Doris’s beautiful face was a study as she turned from the telephone. She was a trifle amazed at her distinct pleasure in Leslie’s unexpected arrival at Hamilton. Leslie had been so moodily unbearable after their return from the holiday vacation which they had spent in New York, Doris had felt relieved at the former’s sudden disappearance from Hamilton and the subsequent receipt of Leslie’s brief note from New York.
It was only recently that she had begun to miss Leslie and wish for her society. In spite of her ugly moods Leslie was possessed of an originality which Doris found singularly enlivening. No one could say more oddly funny things than Leslie when she chose to be humorous. Leslie never hesitated to pay extravagantly for whatever she happened to want. Doris admired in her what she considered Leslie’s “adventurous spirit.” She had been brought up to know her father’s explorer friends. They were hardy, intrepid world wanderers of daring. She had listened to their tales of reckless adventuring into the unknown and gloried in the doings of these splendid captains of adventure. There were occasions when it appeared to her that Leslie showed something of the same adventurous, undaunted spirit.
As a matter of truth, Leslie was animated by this very spirit. She had directed it, however, into ignoble channels. What she chose to regard as strategy and daring were nothing other than trickery and lawlessness.
Doris knew little or nothing of Leslie’s flagrant offenses as a student at Hamilton College. She had learned of the latter’s expellment from college from Leslie herself. She had consequently never heard the rights of the affair. She had heard vague stories concerning it from Julia Peyton, Clara Carter and one or two juniors. The knowledge of Leslie’s immense wealth had hampered even their gossip about the ex-student. The freshmen and the sophomores, who were Doris’s chief companions, had entered Hamilton too late to be on the campus at the period before Leslie’s and her chums’ expulsion from college. They, therefore, knew not much about her.

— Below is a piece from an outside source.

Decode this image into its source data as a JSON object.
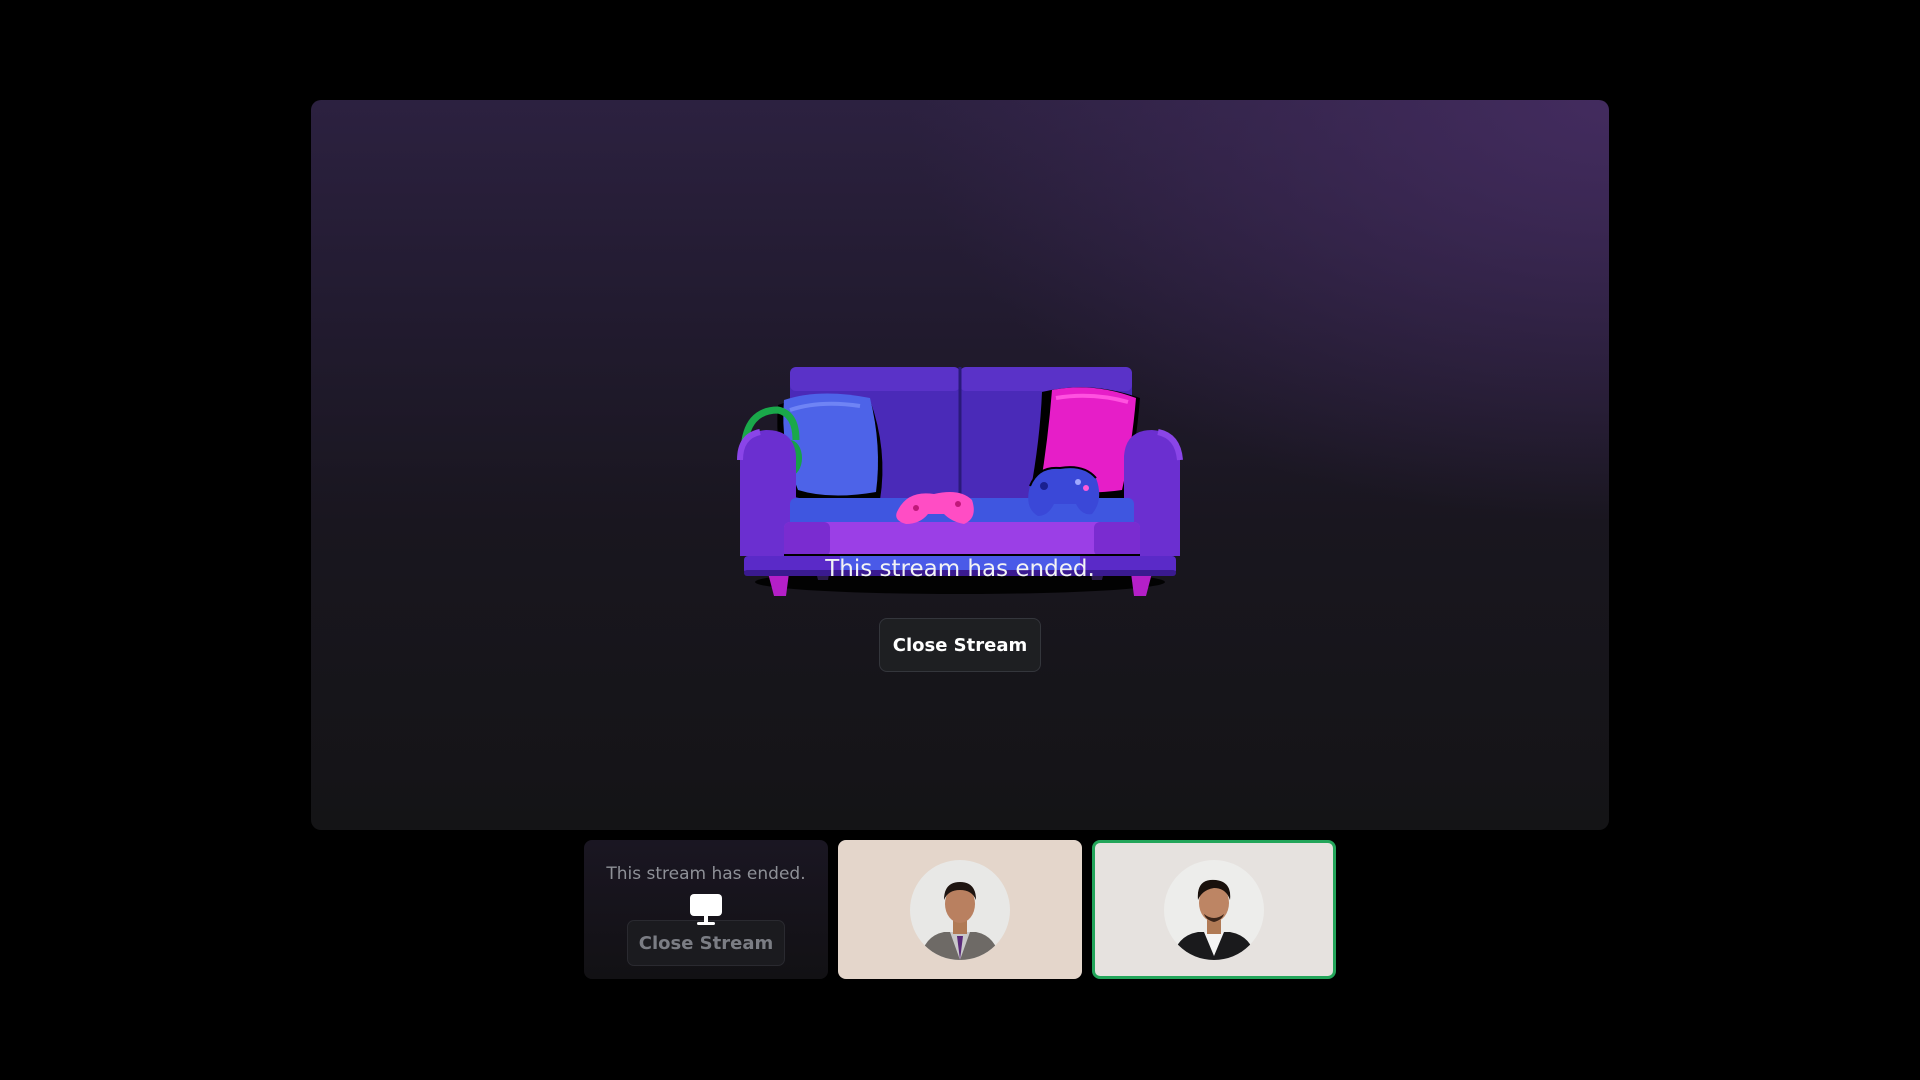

The present junior and senior classes had been respectively the freshman and sophomore classes during Leslie’s senior year at Hamilton, which had been also the year of her expulsion from college. At that particular time the attitude of the two lower classes had been one of horrified disapproval of the seventeen San Soucians who had been expelled from Hamliton for hazing a student. That was almost as much as any of them had ever learned about the affair. The girls who knew the disagreeable truth were Marjorie Dean and her intimates. Silence with them was honor. They knew a great many other derogatory facts about Leslie Cairns and her methods which they kept strictly sub rosa.
Doris was ready to welcome Leslie with warmth. She sorely lacked companions of interest. She had begun to grow bored to satiety by admiration. The freshies’ and sophs’ adoration for her was too superficial to be satisfying. They enjoyed rushing the college beauty. Each class liked to parade her on the campus and f?te her at Baretti’s, the Colonial or at their pet Hamilton tea shops as a triumphant class trophy. She was selfish, but not shallow; indifferent, but not vapid. It was in her composition to give as well as receive. Because she had been surfeited with adulation she had lately experienced a vague unrestful desire to turn from the knowledge of her own charms to an admiration of some one else.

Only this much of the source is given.